If plug-in electric cars and trucks receive purchase incentives from national and state governments, what about electric bicycles?
That's just what a recent report from the European Cyclists Federation suggests.
It recommends directing purchase incentives and infrastructure subsidies towards electrically assisted bicycles, known as e-bikes.
The Electromobility For All Report focuses on the German market for so-called e-mobility: it says fewer than 26,000 electric cars are on the road today, despite having collectively received nearly 1.5 billion euros in incentives.
This compares starkly to e-bikes where there have been essentially zero incentives and yet more than 25 million have been sold globally. Global sales of four-wheeled plug-in vehicles, in contrast, are less than 2 million.
E-bikes are a cost-effective method reduce carbon emissions, the group suggests, costing just a fraction of the price of an electric car.

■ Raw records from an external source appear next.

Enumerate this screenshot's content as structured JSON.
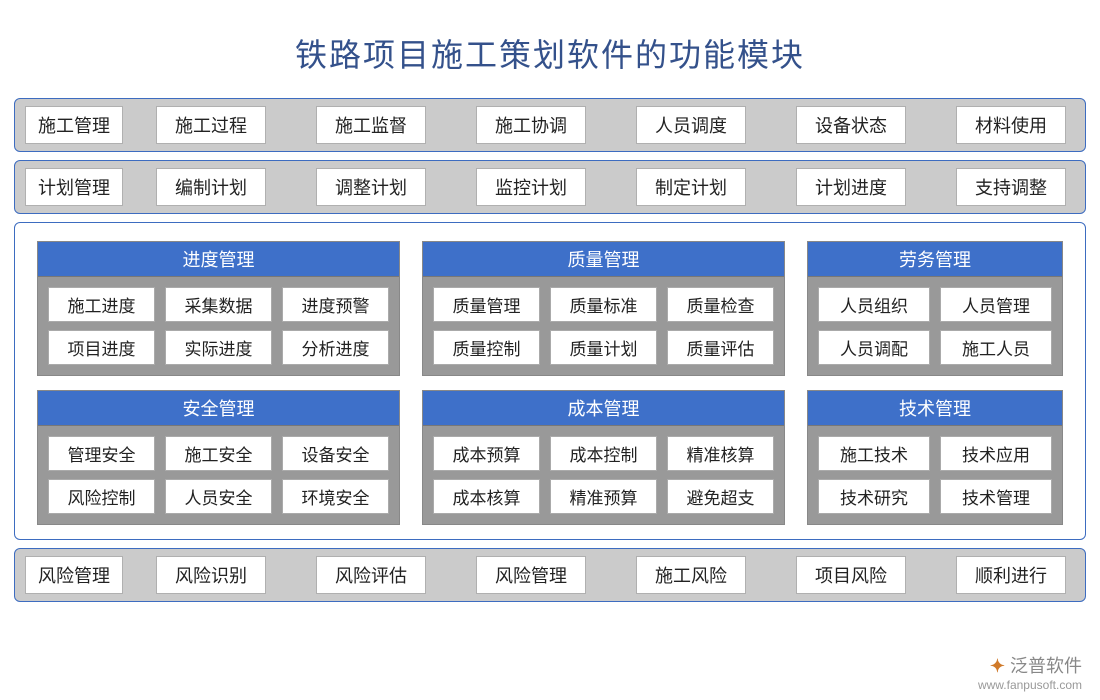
{
  "title": "铁路项目施工策划软件的功能模块",
  "colors": {
    "border": "#3d6cc0",
    "header_bg": "#3e70c9",
    "header_text": "#ffffff",
    "row_bg": "#cbcbcb",
    "module_bg": "#999999",
    "chip_bg": "#ffffff",
    "chip_border": "#b0b0b0",
    "title_color": "#34518b",
    "text": "#222222",
    "page_bg": "#ffffff"
  },
  "fontsize": {
    "title": 32,
    "label": 18,
    "chip": 18,
    "module_header": 18,
    "module_chip": 17
  },
  "rows_top": [
    {
      "label": "施工管理",
      "items": [
        "施工过程",
        "施工监督",
        "施工协调",
        "人员调度",
        "设备状态",
        "材料使用"
      ]
    },
    {
      "label": "计划管理",
      "items": [
        "编制计划",
        "调整计划",
        "监控计划",
        "制定计划",
        "计划进度",
        "支持调整"
      ]
    }
  ],
  "modules": [
    [
      {
        "size": "wide",
        "header": "进度管理",
        "rows": [
          [
            "施工进度",
            "采集数据",
            "进度预警"
          ],
          [
            "项目进度",
            "实际进度",
            "分析进度"
          ]
        ]
      },
      {
        "size": "wide",
        "header": "质量管理",
        "rows": [
          [
            "质量管理",
            "质量标准",
            "质量检查"
          ],
          [
            "质量控制",
            "质量计划",
            "质量评估"
          ]
        ]
      },
      {
        "size": "narrow",
        "header": "劳务管理",
        "rows": [
          [
            "人员组织",
            "人员管理"
          ],
          [
            "人员调配",
            "施工人员"
          ]
        ]
      }
    ],
    [
      {
        "size": "wide",
        "header": "安全管理",
        "rows": [
          [
            "管理安全",
            "施工安全",
            "设备安全"
          ],
          [
            "风险控制",
            "人员安全",
            "环境安全"
          ]
        ]
      },
      {
        "size": "wide",
        "header": "成本管理",
        "rows": [
          [
            "成本预算",
            "成本控制",
            "精准核算"
          ],
          [
            "成本核算",
            "精准预算",
            "避免超支"
          ]
        ]
      },
      {
        "size": "narrow",
        "header": "技术管理",
        "rows": [
          [
            "施工技术",
            "技术应用"
          ],
          [
            "技术研究",
            "技术管理"
          ]
        ]
      }
    ]
  ],
  "rows_bottom": [
    {
      "label": "风险管理",
      "items": [
        "风险识别",
        "风险评估",
        "风险管理",
        "施工风险",
        "项目风险",
        "顺利进行"
      ]
    }
  ],
  "watermark": {
    "brand": "泛普软件",
    "url": "www.fanpusoft.com"
  }
}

The great unknown, of course, is whether electric bicycles substitute for cars or for other modes of transport like walking or mass transit whose carbon impact is lower yet.
E-bikes can break down the mental and physical challenges that prevent current European commuters from utilizing their cycles for their daily trip.
They can provide the necessary assist to go the extra distance, make it up challenging hilly sections, and even show up to work without a sweat.
The report proposes that regulations be limited to two classes of e-bikes, distinguished by battery size and a maximum speed of roughly 10 mph.
The larger class would allow power up to 4000 watts and speeds slightly over 20 mph, but those electric bikes would be viewed as motorized vehicles.
The federation proposes purchase incentives for regions where sales of e-bikes are low.
The recommendations treat more populated e-bike areas differently, suggesting subsidies for e-bike specific infrastructure projects and corporate program incentives to encourage employee use of e-bikes.
Smart eBike electric bicycle
Electric two-wheelers (e-bikes, scooters, motorcycles) far exceed battery-electric and plug-in hybrid vehicles in world-wide sales. More than 500,000 were sold in Germany alone in 2015.
Still, it's unclear how much support a proposal like this would garner in North America.
The unfamiliarity of the electric-bike concept might be its biggest struggle towards making an impact on carbon reduction and improving congestion.
Urban areas would likely see the greatest impact as the idea of the "last-mile" transportation mode is a significant concern for commuters.
With the necessary infrastructure and awareness programs, perhaps electric bikes could represent that last-mile transportation mode for those commuters who can't simply park outside their workplace.